Brave New World
What's in a name? that which we call a rose
By any other name would smell as sweet
--Romeo and Juliet, Act II, Sc. II
On Tuesday I officially turned 30. It's a number that many people proclaim to be a milestone moment in an individual's life. They throw lavish parties and treat the day as a second "coming of age". I, on the other hand, usually yell "Bollocks!"
My view has always been that a birthday -- any birthday -- is just another day. To those that I invited out for a celebratory drink on Saturday, I remarked that "Birthdays are the Earth's equivalent of passing the starting tower on Lap 198 of the Indy 500." Yes, they have a significance, but in the grand scheme of Life, the Universe and Everything, the significance is fairly small.
Today I had a few moments to reflect on this new, fourth decade I've entered.

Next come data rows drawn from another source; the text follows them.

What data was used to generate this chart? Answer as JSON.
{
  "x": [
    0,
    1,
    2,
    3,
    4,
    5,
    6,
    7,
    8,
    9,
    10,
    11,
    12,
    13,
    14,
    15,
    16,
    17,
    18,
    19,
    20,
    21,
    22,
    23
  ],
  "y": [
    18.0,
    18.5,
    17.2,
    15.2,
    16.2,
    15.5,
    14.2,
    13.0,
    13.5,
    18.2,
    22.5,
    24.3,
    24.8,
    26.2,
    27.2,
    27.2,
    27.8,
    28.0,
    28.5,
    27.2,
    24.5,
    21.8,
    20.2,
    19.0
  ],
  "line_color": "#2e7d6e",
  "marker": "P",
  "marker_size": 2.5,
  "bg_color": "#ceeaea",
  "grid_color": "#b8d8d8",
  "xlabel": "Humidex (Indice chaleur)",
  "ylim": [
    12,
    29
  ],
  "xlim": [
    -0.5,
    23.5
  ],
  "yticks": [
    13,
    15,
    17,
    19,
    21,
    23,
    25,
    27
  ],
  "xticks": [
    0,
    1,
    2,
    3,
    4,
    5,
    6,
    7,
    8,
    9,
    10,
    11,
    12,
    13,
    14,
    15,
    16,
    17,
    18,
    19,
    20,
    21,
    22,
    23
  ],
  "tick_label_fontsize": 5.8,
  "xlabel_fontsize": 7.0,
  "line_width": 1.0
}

While I'm certainly no Buck Rogers or Phillip J. Fry, catapaulted hundreds of years to a completely alien yet somewhat recognizable future, I can't deny that "30" sounds and feels the slightest bit more jarring than "20-something". Maybe it's a lack of personal familiarity with the "30" designation. Ten years as a 20-something -- ostensibly one's entire adult life -- brands itself into one's consciousness as a deeply-identifying characteristic. It's not that I haven't changed in those ten years (looking back on the greenhorn who was me at 20 is good for a full belly laugh), or that my actual age remained the same, just that those personality and age changes were less immediately perceptible. They aggregated in the erosion or calcification of my life and personality into what it is today. This change, from "20-something" to "30", is more akin to the passage of an avalanche -- it is immediate and noticeable, even though it does not obliterate that which was before. It is also freaking weird.
Where does that leave me? Well, I'm no Peter Pan or Michael Jackson, and until Superman really does crash-land in a Kansas cornfield, I won't be able to reverse time. That means I'm going to have to wrap my hands around this "30" thing and feel out its contours until I know it as well as an old friend over for a spot of tea. By that time, I should be approaching 39 years and 11 months old, and I'll get to do it all over again.